Physical characteristics
- Dimensions: 131.36±33.30 km 134.59±50.58 km 141.34±2.76 km 142.20±1.76 km 142.38±2.6 km (IRAS:15)
- Mass: (5.30±1.20)×10^{18} kg
- Mean density: 2.4^{+0.7} _{−0.5} g/cm^{3} 3.58±0.84 g/cm^{3}
- Synodic rotation period: 13.810 h 13.819±0.002 h 13.824±0.001 h 13.82516±0.00005 h 13.88±0.02 h
- Geometric albedo: 0.05±0.01 0.05±0.06 0.0597±0.002 (IRAS:15) 0.060±0.002
- Spectral type: C (Tholen), Ch (SMASS) C B–V = 0.727 U–B = 0.402
- Absolute magnitude (H): 7.91 · 7.92±0.02 · 8.03±0.21 · 8.03

= 144 Vibilia =

Main-belt asteroid

144 Vibilia is a carbonaceous asteroid from the central region of the asteroid belt, approximately 140 kilometers in diameter. It was discovered on 3 June 1875, by German–American astronomer Christian Peters at Litchfield Observatory of the Hamilton College in Clinton, New York, United States. Peters named it after Vibilia, the Roman goddess of traveling, because he had recently returned from a journey across the world to observe the transit of Venus. Peters also discovered 145 Adeona on the same night. The official naming citation was published by Paul Herget in The Names of the Minor Planets in 1955 (H 19).

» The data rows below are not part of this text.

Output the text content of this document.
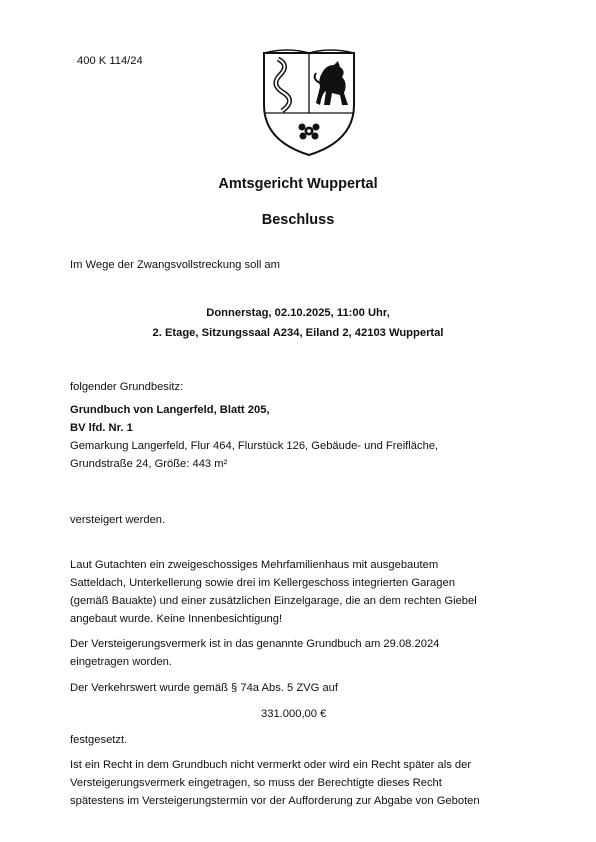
400 K 114/24
Amtsgericht Wuppertal
Beschluss
Im Wege der Zwangsvollstreckung soll am
Donnerstag, 02.10.2025, 11:00 Uhr,
2. Etage, Sitzungssaal A234, Eiland 2, 42103 Wuppertal
folgender Grundbesitz:
Grundbuch von Langerfeld, Blatt 205,
BV lfd. Nr. 1
Gemarkung Langerfeld, Flur 464, Flurstück 126, Gebäude- und Freifläche,
Grundstraße 24, Größe: 443 m²
versteigert werden.
Laut Gutachten ein zweigeschossiges Mehrfamilienhaus mit ausgebautem
Satteldach, Unterkellerung sowie drei im Kellergeschoss integrierten Garagen
(gemäß Bauakte) und einer zusätzlichen Einzelgarage, die an dem rechten Giebel
angebaut wurde. Keine Innenbesichtigung!
Der Versteigerungsvermerk ist in das genannte Grundbuch am 29.08.2024
eingetragen worden.
Der Verkehrswert wurde gemäß § 74a Abs. 5 ZVG auf
331.000,00 €
festgesetzt.
Ist ein Recht in dem Grundbuch nicht vermerkt oder wird ein Recht später als der
Versteigerungsvermerk eingetragen, so muss der Berechtigte dieses Recht
spätestens im Versteigerungstermin vor der Aufforderung zur Abgabe von Geboten
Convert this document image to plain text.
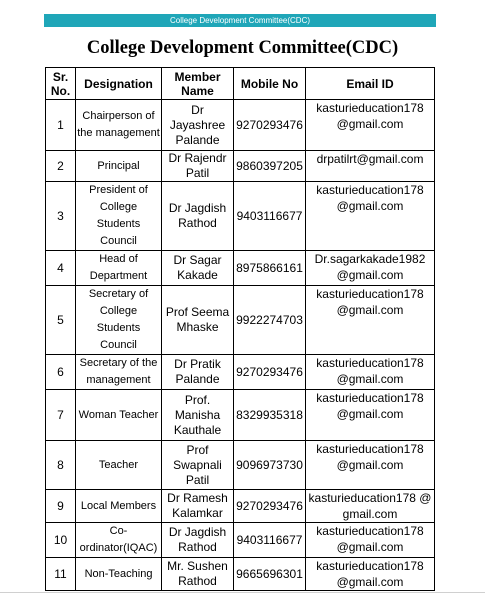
College Development Committee(CDC)
College Development Committee(CDC)
Sr. No.	Designation	Member Name	Mobile No	Email ID
1	Chairperson of the management	Dr Jayashree Palande	9270293476	kasturieducation178 @gmail.com
2	Principal	Dr Rajendr Patil	9860397205	drpatilrt@gmail.com
3	President of College Students Council	Dr Jagdish Rathod	9403116677	kasturieducation178 @gmail.com
4	Head of Department	Dr Sagar Kakade	8975866161	Dr.sagarkakade1982 @gmail.com
5	Secretary of College Students Council	Prof Seema Mhaske	9922274703	kasturieducation178 @gmail.com
6	Secretary of the management	Dr Pratik Palande	9270293476	kasturieducation178 @gmail.com
7	Woman Teacher	Prof. Manisha Kauthale	8329935318	kasturieducation178 @gmail.com
8	Teacher	Prof Swapnali Patil	9096973730	kasturieducation178 @gmail.com
9	Local Members	Dr Ramesh Kalamkar	9270293476	kasturieducation178 @ gmail.com
10	Co-ordinator(IQAC)	Dr Jagdish Rathod	9403116677	kasturieducation178 @gmail.com
11	Non-Teaching	Mr. Sushen Rathod	9665696301	kasturieducation178 @gmail.com
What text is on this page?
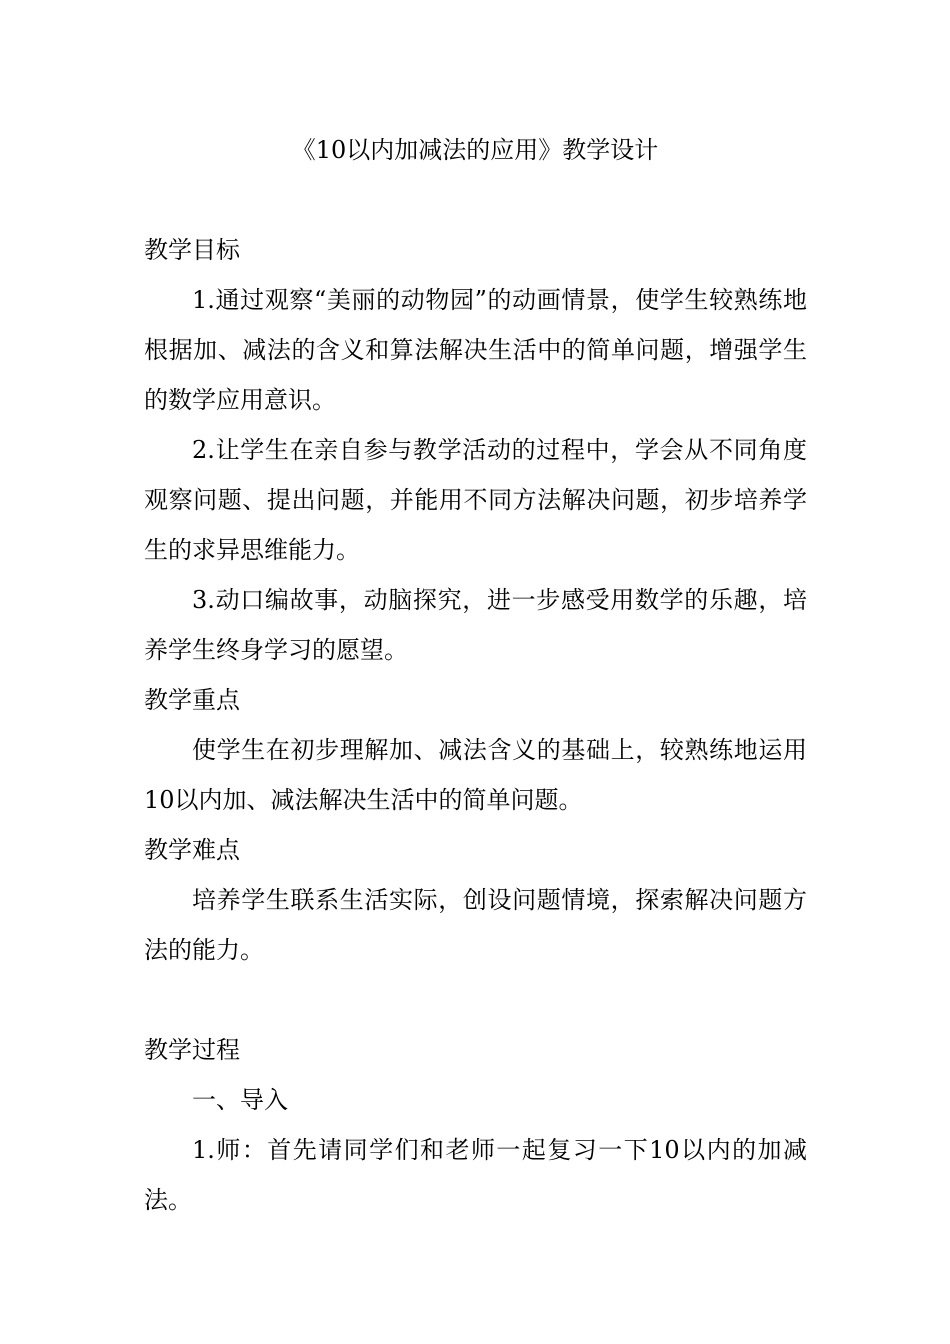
《10以内加减法的应用》教学设计

教学目标

1.通过观察“美丽的动物园”的动画情景，使学生较熟练地根据加、减法的含义和算法解决生活中的简单问题，增强学生的数学应用意识。

2.让学生在亲自参与教学活动的过程中，学会从不同角度观察问题、提出问题，并能用不同方法解决问题，初步培养学生的求异思维能力。

3.动口编故事，动脑探究，进一步感受用数学的乐趣，培养学生终身学习的愿望。

教学重点

使学生在初步理解加、减法含义的基础上，较熟练地运用10以内加、减法解决生活中的简单问题。

教学难点

培养学生联系生活实际，创设问题情境，探索解决问题方法的能力。

教学过程

一、导入

1.师：首先请同学们和老师一起复习一下10以内的加减法。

== Orbit and classification ==

Vibilia is the largest member and namesake of the Vibilia family, a small asteroid family with 180 known members. It orbits the Sun in the central main-belt at a distance of 2.0–3.3 AU once every 4 years and 4 months (1,582 days). Its orbit has an eccentricity of 0.23 and an inclination of 5° with respect to the ecliptic. The asteroid's observation arc begins in May 1905, at Heidelberg Observatory, 30 years after its official discovery observation. It never received a provisional designation.

144 Vibilia has been observed to occult a star eleven times between 1993 and 2018. Eight of these events yielded two or more chords across the asteroid.

== Physical characteristics ==

Vibilia is a dark C-type asteroid in the Tholen taxonomy. It is also characterized as a hydrated Ch-subtype in the SMASS classification. This means it probably has a primitive carbonaceous composition.

13-cm radar observations of this asteroid from the Arecibo Observatory between 1980 and 1985 were used to produce a diameter estimate of 131 km. Carry gives a diameter of 141.34 kilometers. According to the surveys carried out by the Infrared Astronomical Satellite IRAS, the Japanese Akari satellite, and NASA's Wide-field Infrared Survey Explorer with its subsequent NEOWISE mission, Vibilia measures between 131.36 and 142.38 kilometers in diameter and its surface has an albedo between 0.05 0.06. The Collaborative Asteroid Lightcurve Link (CALL) adopts the results obtained by IRAS, that is, an albedo of 0.0597 and a diameter of 142.38 kilometers. CALL uses an absolute magnitude of 7.92.

Based upon radar data, the near surface solid density of Vibilia is 2.4g cm^{−3}. The density had been calibrated against that of 433 Eros; the uncalibrated figure is 3.2 g/cm^{3}. Carry gives a density of 3.58±0.84 g/cm3 with a low porosity.

Several well-defined rotational lightcurves of Vibilia have been obtained from photometric observations since the 1980s. Lightcurve analysis gave a rotation period between 13.810 and 13.88 hours with a brightness amplitude between 0.13 and 0.20 magnitude (U=3/3/3/3). In 2016, an international study modeled a lightcurve from various photometric data sources. It gave a period of 13.82516 hours. The team also determined two spin axis of (248.0°, 56.0°) and (54.0°, 48.0°) in ecliptic coordinates (λ, β) (U/Q=n.a.).